The following is a list of courses which have added this Unit to their structure.

Course Year(s) Offered
Master of Professional Engineering (Accelerated) (Biomedical) 2019, 2020
Master of Professional Engineering (Biomedical) 2019, 2020
Graduate Diploma in Health Technology Innovation 2019, 2020
Master of Engineering 2019, 2020
Master of Health Technology Innovation 2019, 2020

Course Goals

This unit contributes to the achievement of the following course goals:

Attribute Practiced Assessed
(7) Project and Team Skills (Level 3) Yes 6%
(8) Professional Effectiveness and Ethical Conduct (Level 3) Yes 6%
(6) Communication and Inquiry/ Research (Level 3) Yes 10.5%
(5) Interdisciplinary, Inclusiveness, Influence (Level 3) Yes 12.5%
(3) Problem Solving and Inventiveness (Level 3) Yes 6%
(4) Design (Level 3) Yes 6%
(2) Engineering/ IT Specialisation (Level 3) Yes 53%

These goals are selected from Engineering & IT Graduate Outcomes Table 2018 which defines overall goals for courses where this unit is primarily offered.
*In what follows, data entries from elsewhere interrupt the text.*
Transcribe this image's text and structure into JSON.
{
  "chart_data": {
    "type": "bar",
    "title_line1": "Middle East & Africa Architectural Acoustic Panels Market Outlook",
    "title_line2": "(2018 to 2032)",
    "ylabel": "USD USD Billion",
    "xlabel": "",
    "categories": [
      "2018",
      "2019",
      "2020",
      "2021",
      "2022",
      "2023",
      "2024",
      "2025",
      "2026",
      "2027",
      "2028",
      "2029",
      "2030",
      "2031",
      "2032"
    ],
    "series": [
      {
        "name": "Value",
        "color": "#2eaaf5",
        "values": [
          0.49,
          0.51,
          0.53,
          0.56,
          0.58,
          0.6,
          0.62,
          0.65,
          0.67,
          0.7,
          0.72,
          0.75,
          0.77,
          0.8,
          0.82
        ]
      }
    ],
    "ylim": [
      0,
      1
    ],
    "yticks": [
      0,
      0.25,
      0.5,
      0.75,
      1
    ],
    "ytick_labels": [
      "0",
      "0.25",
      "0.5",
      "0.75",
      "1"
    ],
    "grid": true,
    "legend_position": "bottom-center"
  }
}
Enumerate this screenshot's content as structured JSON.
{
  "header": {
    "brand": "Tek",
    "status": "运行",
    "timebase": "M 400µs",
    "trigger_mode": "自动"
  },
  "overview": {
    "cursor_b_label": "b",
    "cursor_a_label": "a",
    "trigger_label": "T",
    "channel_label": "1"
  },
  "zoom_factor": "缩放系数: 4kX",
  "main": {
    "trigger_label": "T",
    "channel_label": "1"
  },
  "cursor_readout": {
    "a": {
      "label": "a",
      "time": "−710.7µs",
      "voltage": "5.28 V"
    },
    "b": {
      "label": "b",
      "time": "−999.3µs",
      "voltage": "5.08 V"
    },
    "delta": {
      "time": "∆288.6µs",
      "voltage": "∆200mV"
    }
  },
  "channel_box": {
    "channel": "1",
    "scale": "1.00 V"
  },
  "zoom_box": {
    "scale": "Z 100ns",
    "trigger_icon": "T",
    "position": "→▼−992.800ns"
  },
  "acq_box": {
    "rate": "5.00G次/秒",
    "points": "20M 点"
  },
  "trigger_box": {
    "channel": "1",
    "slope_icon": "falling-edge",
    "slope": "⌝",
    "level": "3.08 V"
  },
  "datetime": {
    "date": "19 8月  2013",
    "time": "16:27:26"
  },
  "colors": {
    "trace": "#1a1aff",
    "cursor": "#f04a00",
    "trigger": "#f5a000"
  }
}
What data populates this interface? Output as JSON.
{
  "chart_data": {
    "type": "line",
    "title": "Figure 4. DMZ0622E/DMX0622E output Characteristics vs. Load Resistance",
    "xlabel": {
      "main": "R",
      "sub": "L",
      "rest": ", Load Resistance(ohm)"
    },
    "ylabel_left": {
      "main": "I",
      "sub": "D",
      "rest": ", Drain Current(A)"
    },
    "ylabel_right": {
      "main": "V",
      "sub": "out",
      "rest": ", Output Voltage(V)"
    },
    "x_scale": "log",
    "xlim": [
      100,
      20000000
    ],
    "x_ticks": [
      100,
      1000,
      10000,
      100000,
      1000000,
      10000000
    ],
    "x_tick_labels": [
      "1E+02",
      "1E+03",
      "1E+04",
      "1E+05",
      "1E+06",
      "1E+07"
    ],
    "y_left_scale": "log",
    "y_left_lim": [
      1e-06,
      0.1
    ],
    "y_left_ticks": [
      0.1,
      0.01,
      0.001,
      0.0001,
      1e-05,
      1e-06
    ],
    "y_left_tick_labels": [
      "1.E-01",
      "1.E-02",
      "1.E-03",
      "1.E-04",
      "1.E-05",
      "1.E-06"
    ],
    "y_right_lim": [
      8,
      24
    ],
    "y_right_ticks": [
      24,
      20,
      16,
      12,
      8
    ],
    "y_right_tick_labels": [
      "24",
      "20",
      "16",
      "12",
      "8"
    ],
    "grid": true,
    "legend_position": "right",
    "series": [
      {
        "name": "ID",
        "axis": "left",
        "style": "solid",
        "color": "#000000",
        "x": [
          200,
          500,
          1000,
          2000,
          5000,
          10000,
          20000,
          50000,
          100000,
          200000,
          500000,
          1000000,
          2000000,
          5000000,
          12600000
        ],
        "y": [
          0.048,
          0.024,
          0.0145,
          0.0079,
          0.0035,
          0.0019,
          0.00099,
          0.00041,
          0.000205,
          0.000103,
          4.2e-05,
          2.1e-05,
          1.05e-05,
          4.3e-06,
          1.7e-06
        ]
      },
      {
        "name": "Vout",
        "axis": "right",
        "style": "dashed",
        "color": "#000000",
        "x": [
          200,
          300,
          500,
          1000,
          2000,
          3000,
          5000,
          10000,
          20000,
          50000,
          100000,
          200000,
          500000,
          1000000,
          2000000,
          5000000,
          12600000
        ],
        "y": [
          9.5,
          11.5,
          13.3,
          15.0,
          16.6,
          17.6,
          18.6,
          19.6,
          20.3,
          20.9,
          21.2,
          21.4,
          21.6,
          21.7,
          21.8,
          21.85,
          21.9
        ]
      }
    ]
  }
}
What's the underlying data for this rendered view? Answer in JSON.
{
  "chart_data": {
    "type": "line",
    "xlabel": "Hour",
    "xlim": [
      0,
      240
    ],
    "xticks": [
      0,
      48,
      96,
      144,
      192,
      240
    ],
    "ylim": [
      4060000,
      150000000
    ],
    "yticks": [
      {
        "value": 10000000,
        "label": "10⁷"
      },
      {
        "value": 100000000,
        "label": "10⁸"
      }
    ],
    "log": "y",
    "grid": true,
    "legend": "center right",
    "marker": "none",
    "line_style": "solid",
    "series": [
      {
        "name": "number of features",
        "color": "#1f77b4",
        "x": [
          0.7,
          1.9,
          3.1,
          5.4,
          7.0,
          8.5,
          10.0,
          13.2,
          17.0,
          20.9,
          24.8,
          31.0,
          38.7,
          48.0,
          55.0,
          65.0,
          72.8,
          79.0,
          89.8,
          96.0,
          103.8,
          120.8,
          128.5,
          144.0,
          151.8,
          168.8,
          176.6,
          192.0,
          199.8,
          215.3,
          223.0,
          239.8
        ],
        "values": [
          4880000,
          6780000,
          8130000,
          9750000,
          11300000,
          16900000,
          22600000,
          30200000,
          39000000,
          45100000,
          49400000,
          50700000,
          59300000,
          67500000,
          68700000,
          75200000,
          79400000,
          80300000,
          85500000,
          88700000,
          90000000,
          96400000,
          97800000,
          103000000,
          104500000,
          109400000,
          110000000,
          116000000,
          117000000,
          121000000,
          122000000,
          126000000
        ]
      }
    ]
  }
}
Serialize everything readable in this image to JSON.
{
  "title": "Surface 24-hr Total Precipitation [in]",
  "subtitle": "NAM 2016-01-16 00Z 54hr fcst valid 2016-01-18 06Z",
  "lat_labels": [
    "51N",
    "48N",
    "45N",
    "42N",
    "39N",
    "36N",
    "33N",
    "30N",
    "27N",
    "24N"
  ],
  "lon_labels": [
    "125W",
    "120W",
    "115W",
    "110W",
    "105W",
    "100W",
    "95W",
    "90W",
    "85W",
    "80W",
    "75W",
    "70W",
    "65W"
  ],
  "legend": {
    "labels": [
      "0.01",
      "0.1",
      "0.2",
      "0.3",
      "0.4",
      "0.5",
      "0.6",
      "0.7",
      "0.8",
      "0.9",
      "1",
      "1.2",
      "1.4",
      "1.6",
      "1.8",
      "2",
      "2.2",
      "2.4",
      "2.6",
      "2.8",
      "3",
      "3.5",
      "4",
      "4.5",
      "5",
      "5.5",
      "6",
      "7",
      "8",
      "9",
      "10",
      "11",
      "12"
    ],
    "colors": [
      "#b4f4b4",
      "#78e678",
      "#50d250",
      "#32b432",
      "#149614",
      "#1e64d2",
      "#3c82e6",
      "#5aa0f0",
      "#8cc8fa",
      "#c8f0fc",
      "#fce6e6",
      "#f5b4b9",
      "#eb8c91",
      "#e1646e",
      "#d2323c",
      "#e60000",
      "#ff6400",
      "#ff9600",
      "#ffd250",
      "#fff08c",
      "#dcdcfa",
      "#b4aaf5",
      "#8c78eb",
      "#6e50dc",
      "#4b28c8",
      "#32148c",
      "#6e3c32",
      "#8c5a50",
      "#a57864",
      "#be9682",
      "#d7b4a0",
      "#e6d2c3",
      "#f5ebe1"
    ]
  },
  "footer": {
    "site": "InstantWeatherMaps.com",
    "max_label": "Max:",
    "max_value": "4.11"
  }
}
See Engineering & IT Graduate Outcomes Table 2018 for details of the attributes and levels to be developed in the course as a whole. Percentage figures alongside each course goal provide a rough indication of their relative weighting in assessment for this unit. Note that not all goals are necessarily part of assessment. Some may be more about practice activity. See Learning outcomes for details of what is assessed in relation to each goal and Assessment for details of how the outcome is assessed. See Attributes for details of practice provided for each goal.